Troupeau de moutons bêlant, nos semblables aiment à singer le pire dans les comportements humains, s’attachant à transformer en règle de conduite les plus absurdes pratiques, imitant jusqu’au ridicule les plus déraisonnables attitudes. Tout est bon pour devenir les parfaits clones d’une société de la duplication à l’infini du ridicule absolu.

Pour atténuer la responsabilité individuelle et jouer l’avocat du diable, reconnaissons à la décharge de la masse, que les grands moyens ont été mis pour que leur conditionnement opère au mieux. Télévision, mode, publicité, propagande, campagne d’opinion, modélisation des vedettes, tout va dans le même sens : donner un modèle unique d’agissement.

Cela marche remarquablement, on peut ainsi constater que pour entretenir à l’infini le concept de croissance, chacun y va de ses dépenses somptuaires pour s’équiper du dernier appareil à la mode, de la plus récente version de la nouvelle petite merveille de technologie sortie des laboratoires du conditionnement absolu.

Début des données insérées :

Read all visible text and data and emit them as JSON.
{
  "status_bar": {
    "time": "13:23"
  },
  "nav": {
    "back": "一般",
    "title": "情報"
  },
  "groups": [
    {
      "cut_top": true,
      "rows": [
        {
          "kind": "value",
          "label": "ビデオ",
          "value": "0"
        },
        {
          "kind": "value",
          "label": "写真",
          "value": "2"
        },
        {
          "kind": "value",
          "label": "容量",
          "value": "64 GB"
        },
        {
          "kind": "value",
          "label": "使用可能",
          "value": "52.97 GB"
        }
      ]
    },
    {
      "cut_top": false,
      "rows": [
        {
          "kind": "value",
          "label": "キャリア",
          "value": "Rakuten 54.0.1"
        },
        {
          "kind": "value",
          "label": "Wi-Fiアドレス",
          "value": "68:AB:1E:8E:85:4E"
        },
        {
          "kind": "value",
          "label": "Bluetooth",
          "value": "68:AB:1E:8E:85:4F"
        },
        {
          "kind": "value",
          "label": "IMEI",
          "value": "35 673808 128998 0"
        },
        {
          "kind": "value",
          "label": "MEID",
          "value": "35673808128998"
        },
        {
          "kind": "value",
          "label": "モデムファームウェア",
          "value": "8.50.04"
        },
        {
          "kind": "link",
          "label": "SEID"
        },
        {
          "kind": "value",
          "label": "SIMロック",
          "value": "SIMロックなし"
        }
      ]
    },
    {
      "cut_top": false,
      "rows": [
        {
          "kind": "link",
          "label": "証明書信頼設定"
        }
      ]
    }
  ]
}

Les moutons se pressent, se disputent parfois pour être les premiers à bénéficier de la chose, s’endettent ou se privent pour mieux se laisser tondre. C’est un bonheur que de voir ainsi les amis de Panurge plonger en chœur dans la dernière arnaque de l’heure.

Il y a cependant un point commun qui devrait nous interpeller, mettre en garde la joyeuse masse, l’inciter à la plus extrême prudence. Toutes ces nouveautés magnifiques sont équipées de puces qui les espionnent, les pistent, les traquent, les tracent, les décrivent, les devinent et bientôt à moins que ce ne soit déjà le cas, dictent leurs actions, leurs pensées et leurs sentiments. La société toute entière se compose désormais de robots téléguidés à distance par les marchands du temple.

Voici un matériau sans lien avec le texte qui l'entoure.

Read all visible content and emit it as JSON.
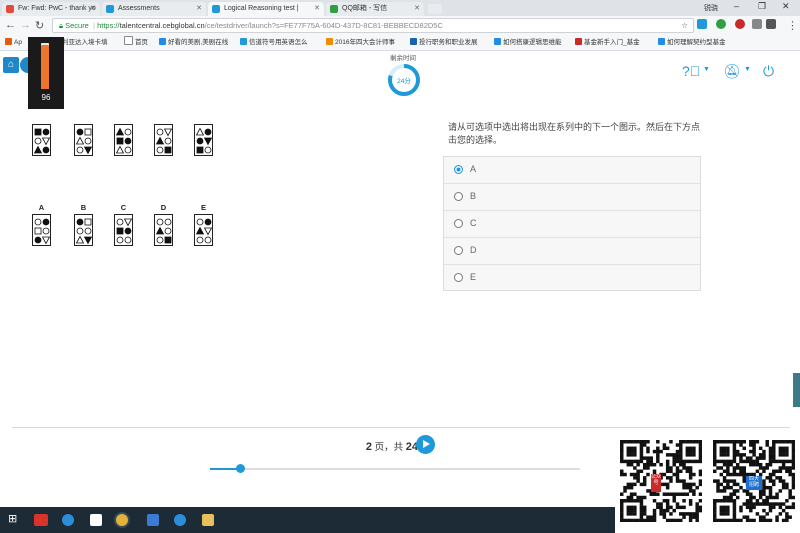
{
  "browser": {
    "tabs": [
      {
        "label": "Fw: Fwd: PwC - thank yo",
        "active": false,
        "favicon_color": "#e34a3b"
      },
      {
        "label": "Assessments",
        "active": false,
        "favicon_color": "#1f99d8"
      },
      {
        "label": "Logical Reasoning test |",
        "active": true,
        "favicon_color": "#1f99d8"
      },
      {
        "label": "QQ邮箱 - 写信",
        "active": false,
        "favicon_color": "#2f9e44"
      }
    ],
    "user": "锐骁",
    "url_secure": "Secure",
    "url_scheme": "https://",
    "url_host": "talentcentral.cebglobal.cn",
    "url_path": "/ce/testdriver/launch?s=FE77F75A-604D-437D-8C81-BEBBECD82D5C",
    "bookmarks": [
      {
        "label": "Ap",
        "icon_color": "#e8590c"
      },
      {
        "label": "利亚达入境卡填",
        "icon_color": "#555"
      },
      {
        "label": "首页",
        "icon_color": "#888"
      },
      {
        "label": "好看的美剧,美剧在线",
        "icon_color": "#228be6"
      },
      {
        "label": "信道符号用英语怎么",
        "icon_color": "#1f99d8"
      },
      {
        "label": "2016年四大会计师事",
        "icon_color": "#f08c00"
      },
      {
        "label": "投行职务和职业发展",
        "icon_color": "#1864ab"
      },
      {
        "label": "如何搭康逻辑思维能",
        "icon_color": "#228be6"
      },
      {
        "label": "基金新手入门_基金",
        "icon_color": "#c92a2a"
      },
      {
        "label": "如何理解契约型基金",
        "icon_color": "#228be6"
      }
    ]
  },
  "volume": {
    "value": "96",
    "level": 0.96
  },
  "timer": {
    "label": "剩余时间",
    "value": "24分",
    "remaining_fraction": 0.8
  },
  "question": {
    "text": "请从可选项中选出将出现在系列中的下一个图示。然后在下方点击您的选择。",
    "options": [
      {
        "label": "A",
        "selected": true
      },
      {
        "label": "B",
        "selected": false
      },
      {
        "label": "C",
        "selected": false
      },
      {
        "label": "D",
        "selected": false
      },
      {
        "label": "E",
        "selected": false
      }
    ],
    "answer_letters": [
      "A",
      "B",
      "C",
      "D",
      "E"
    ]
  },
  "figures": {
    "sequence": [
      [
        [
          "sq-f",
          "circ-f"
        ],
        [
          "circ-o",
          "tri-d-o"
        ],
        [
          "tri-u-f",
          "circ-f"
        ]
      ],
      [
        [
          "circ-f",
          "sq-o"
        ],
        [
          "tri-u-o",
          "circ-o"
        ],
        [
          "circ-o",
          "tri-d-f"
        ]
      ],
      [
        [
          "tri-u-f",
          "circ-o"
        ],
        [
          "sq-f",
          "circ-f"
        ],
        [
          "tri-u-o",
          "circ-o"
        ]
      ],
      [
        [
          "circ-o",
          "tri-d-o"
        ],
        [
          "tri-u-f",
          "circ-o"
        ],
        [
          "circ-o",
          "sq-f"
        ]
      ],
      [
        [
          "tri-u-o",
          "circ-f"
        ],
        [
          "circ-f",
          "tri-d-f"
        ],
        [
          "sq-f",
          "circ-o"
        ]
      ]
    ],
    "answers": [
      [
        [
          "circ-o",
          "circ-f"
        ],
        [
          "sq-o",
          "circ-o"
        ],
        [
          "circ-f",
          "tri-d-o"
        ]
      ],
      [
        [
          "circ-f",
          "sq-o"
        ],
        [
          "circ-o",
          "circ-o"
        ],
        [
          "tri-u-o",
          "tri-d-f"
        ]
      ],
      [
        [
          "circ-o",
          "tri-d-o"
        ],
        [
          "sq-f",
          "circ-f"
        ],
        [
          "circ-o",
          "circ-o"
        ]
      ],
      [
        [
          "circ-o",
          "circ-o"
        ],
        [
          "tri-u-f",
          "circ-o"
        ],
        [
          "circ-o",
          "sq-f"
        ]
      ],
      [
        [
          "circ-o",
          "circ-f"
        ],
        [
          "tri-u-f",
          "tri-d-o"
        ],
        [
          "circ-o",
          "circ-o"
        ]
      ]
    ]
  },
  "pager": {
    "current": "2",
    "sep1": " 页，共 ",
    "total": "24"
  },
  "progress": {
    "fraction": 0.08
  },
  "qr": {
    "left_tag": "公众号",
    "right_tag": "四大 招聘"
  },
  "colors": {
    "accent": "#1f99d8",
    "volume": "#f0752c"
  }
}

C’est un bonheur que de les savoir, la puce à l’oreille, s’offrir ainsi au plus parfait contrôle. Ils se laissent mener par le bout du nez, abandonnent leur autonomie et leur liberté à cet appareil qui gère leurs vies, les oriente, leur fixe des obligations et des directives, les guide, les distrait, les détourne de leurs amis, les éloigne de la nécessité de dormir et du droit essentiel à l’ennui.

Les robots vont en troupe, chacun totalement accaparé par son petit dictateur personnel, ne cherchant jamais à le contredire ni même à lui couper le sifflet. Ils se laissent envahir au point d’en perdre le sommeil, de ne plus jamais rien faire sans lui, d’en devenir esclave. Ils ont aliéné leur liberté à ce maudit appareil qui n’est que la première étape d’un vaste plan de lobotomisation générale des masses.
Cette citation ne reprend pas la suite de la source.